Still to date I have encountered no other topic that will inflame people with hostility more than the quenchant debate, it will always mystify me. I myself tend to lose patience with it because like religion or politics, logic doesn’t seem to apply and when people can’t deal with things logically I have a hard time dealing with them.

Pure facts and logic- the task at hand is to effectively and consistently quench steel and your choices are:

Motor oil (designed to lubricate engines)
Vegetable oil (sold for use in frying foods)
ATF (designed to run automatic automobile transmissions)
Rendered animal fats (possible use in cooking, but most often discarded as waste.)
Quenching oil (designed specifically to quench steel)

Which one is the logical choice?

I have never called anybody names for not using the logical choice but I have been called a few for suggesting that a product called quenching oil may be best suited for quenching. I understand the reasons people go with alternatives, I have been there myself, but I may never understand the anger that the logical suggestion can incite.
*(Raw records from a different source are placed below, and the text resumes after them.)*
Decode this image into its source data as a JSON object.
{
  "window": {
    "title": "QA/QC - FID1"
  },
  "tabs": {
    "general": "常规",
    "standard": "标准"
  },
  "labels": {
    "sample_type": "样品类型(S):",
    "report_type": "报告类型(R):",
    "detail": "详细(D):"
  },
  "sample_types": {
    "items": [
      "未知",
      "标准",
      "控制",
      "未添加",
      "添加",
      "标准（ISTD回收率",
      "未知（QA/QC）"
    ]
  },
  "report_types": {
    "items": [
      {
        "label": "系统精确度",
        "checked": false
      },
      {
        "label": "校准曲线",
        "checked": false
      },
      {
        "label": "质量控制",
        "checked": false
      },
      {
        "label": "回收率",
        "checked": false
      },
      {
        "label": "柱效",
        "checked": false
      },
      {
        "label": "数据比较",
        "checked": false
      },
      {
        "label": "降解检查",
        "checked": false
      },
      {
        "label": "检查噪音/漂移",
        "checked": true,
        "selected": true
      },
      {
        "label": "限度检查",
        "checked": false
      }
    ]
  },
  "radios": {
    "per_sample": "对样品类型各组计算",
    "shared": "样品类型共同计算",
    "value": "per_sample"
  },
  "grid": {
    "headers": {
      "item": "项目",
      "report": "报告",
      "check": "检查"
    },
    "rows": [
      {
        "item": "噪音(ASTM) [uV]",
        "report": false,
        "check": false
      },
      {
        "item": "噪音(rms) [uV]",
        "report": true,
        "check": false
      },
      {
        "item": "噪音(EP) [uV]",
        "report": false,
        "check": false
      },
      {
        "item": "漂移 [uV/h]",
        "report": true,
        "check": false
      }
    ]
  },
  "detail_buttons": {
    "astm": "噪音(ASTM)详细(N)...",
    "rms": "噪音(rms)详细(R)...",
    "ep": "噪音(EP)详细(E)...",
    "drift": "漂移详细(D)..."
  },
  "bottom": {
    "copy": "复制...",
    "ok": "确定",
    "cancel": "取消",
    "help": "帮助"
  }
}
When forced to, I will suggest things like ATF and other light oils, but the reason I prefer not to is that it seems to be a slippery slope and in no time folks are talking all kinds of goops and glops and we get into things that are “good enough”. If your willing to go with “good enough” on heat treating where does the line get drawn? Eventually you can ask the question recently posed in another thread “why bother with heat treat at all”, the blade can be just as pretty, and fine pearlite will be substantially harder than most materials you may wish to cut. There seems to be two philosophies at odds here- “good enough is good enough” vs. “if there is an ounce of improvement to be had, I gotta have it.” I am not saying that one is better than the other but it does give some insight into why some feel slighted while others are perceived as elitist.


P.S. Parks decision not to sell to little guys appears quite final, continued inquiries does not appear to change that and I would implore folks not to intentionally badger them too much for fear they will become even more draconian and folks still getting it will then feel the pinch. I still have my sources and Darren is still getting what we need, let’s not give them reason to look any closer at the existing supply lines.
 
Thanks Del, I am not much in the loop, but am still confused as to why they choose not to sell in small quantities anymore. But hopefully Darren will still be able to get some and share with everyone.

Let me add a bit more info to my original statement. Parks#50 is a fast oil! Meaning it was designed for the common shallow hardening steels like 10XX and W1 and W2, it will be too fast for deep hardening steels like O1, and I think you would risk cracking deep hardening steels! Right tool for the right job, a slower oil for deep hardening steels faster for shallow hardening steels.